けどタマは、片時もひかりは離れずにいてくれた。
困った時はアドバイスもくれたりした。
そして今は、ひかりたちのために命がけで戦ってくれている。
そんなタマを見捨てることなんて、わたしにはできない……!
「タマ──っ!」
今まさに炎が放たれようと知っている場面に、ひかりはタマの背中に向かって大声で名前を呼んだ。

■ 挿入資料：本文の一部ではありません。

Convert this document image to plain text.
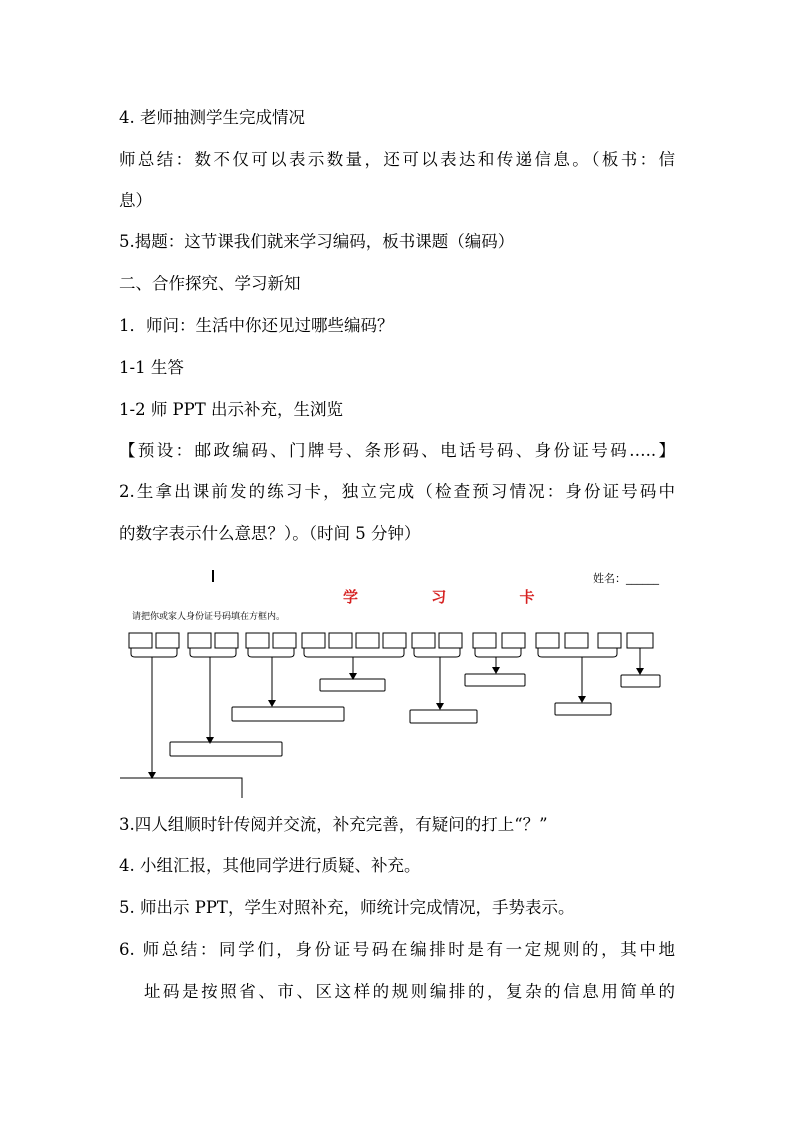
4. 老师抽测学生完成情况
师总结：数不仅可以表示数量，还可以表达和传递信息。（板书：信
息）
5.揭题：这节课我们就来学习编码，板书课题（编码）
二、合作探究、学习新知
1．师问：生活中你还见过哪些编码？
1-1 生答
1-2 师 PPT 出示补充，生浏览
【预设：邮政编码、门牌号、条形码、电话号码、身份证号码…..】
2.生拿出课前发的练习卡，独立完成（检查预习情况：身份证号码中
的数字表示什么意思？）。（时间 5 分钟）
姓名：______
学 习 卡
请把你或家人身份证号码填在方框内。
3.四人组顺时针传阅并交流，补充完善，有疑问的打上“？”
4. 小组汇报，其他同学进行质疑、补充。
5. 师出示 PPT，学生对照补充，师统计完成情况，手势表示。
6. 师总结：同学们，身份证号码在编排时是有一定规则的，其中地
址码是按照省、市、区这样的规则编排的，复杂的信息用简单的
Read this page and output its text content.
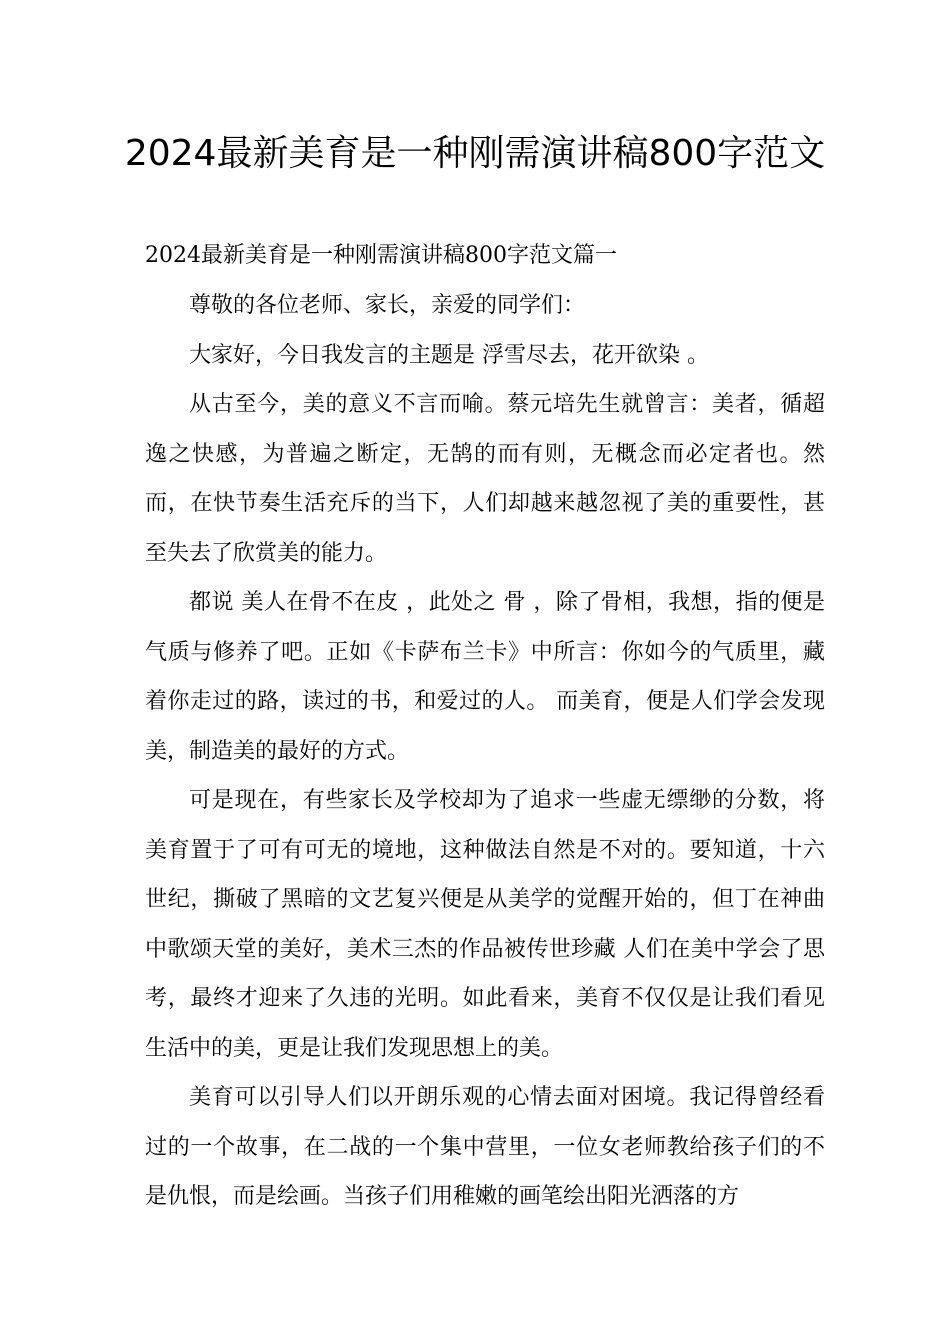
2024最新美育是一种刚需演讲稿800字范文

2024最新美育是一种刚需演讲稿800字范文篇一

尊敬的各位老师、家长，亲爱的同学们：

大家好，今日我发言的主题是 浮雪尽去，花开欲染 。

从古至今，美的意义不言而喻。蔡元培先生就曾言：美者，循超逸之快感，为普遍之断定，无鹄的而有则，无概念而必定者也。然而，在快节奏生活充斥的当下，人们却越来越忽视了美的重要性，甚至失去了欣赏美的能力。

都说 美人在骨不在皮 ，此处之 骨 ，除了骨相，我想，指的便是气质与修养了吧。正如《卡萨布兰卡》中所言：你如今的气质里，藏着你走过的路，读过的书，和爱过的人。 而美育，便是人们学会发现美，制造美的最好的方式。

可是现在，有些家长及学校却为了追求一些虚无缥缈的分数，将美育置于了可有可无的境地，这种做法自然是不对的。要知道，十六世纪，撕破了黑暗的文艺复兴便是从美学的觉醒开始的，但丁在神曲中歌颂天堂的美好，美术三杰的作品被传世珍藏 人们在美中学会了思考，最终才迎来了久违的光明。如此看来，美育不仅仅是让我们看见生活中的美，更是让我们发现思想上的美。

美育可以引导人们以开朗乐观的心情去面对困境。我记得曾经看过的一个故事，在二战的一个集中营里，一位女老师教给孩子们的不是仇恨，而是绘画。当孩子们用稚嫩的画笔绘出阳光洒落的方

「ばっ! なにやってんだひかり! さっさと戻れっ!」
ひかりに気づいたタマが、後ろを振り返りながら怒声を飛ばす。
しかしひかりは戻る素振りを見せず、むしろスピードを上げてタマへと急ぐ。
「灰と化せ」
まだひかりとタマとの間が少し離れている時点で、酒呑童子が無慈悲にも猛烈な炎を放った。たとえタマに直撃してひかりが爆風に巻き込まれようとも、死ぬことはないと判断したのだろう。
重傷を負うことになるが、死ぬことはないのだ。
なのにタマは、まるで少しでもひかりを爆風から遠ざけるかのように、自分から炎の玉へとぶつかりに行った。
「タマあああああああああああああああっ⁉」
タマの暴挙を止めようと、ひかりは必死に手を伸ばす。
それでも、ぜんぜんタマには手が届かなくて──
「ひかり」
炎が直撃する寸前。
タマがちょっとだけひかりの方を振り返り、ほのかに笑みを浮かべてこう告げた。
「生きろよ」
その直後。
ひかりの視界が真っ赤に染まり、爆音が辺りにとどろいた。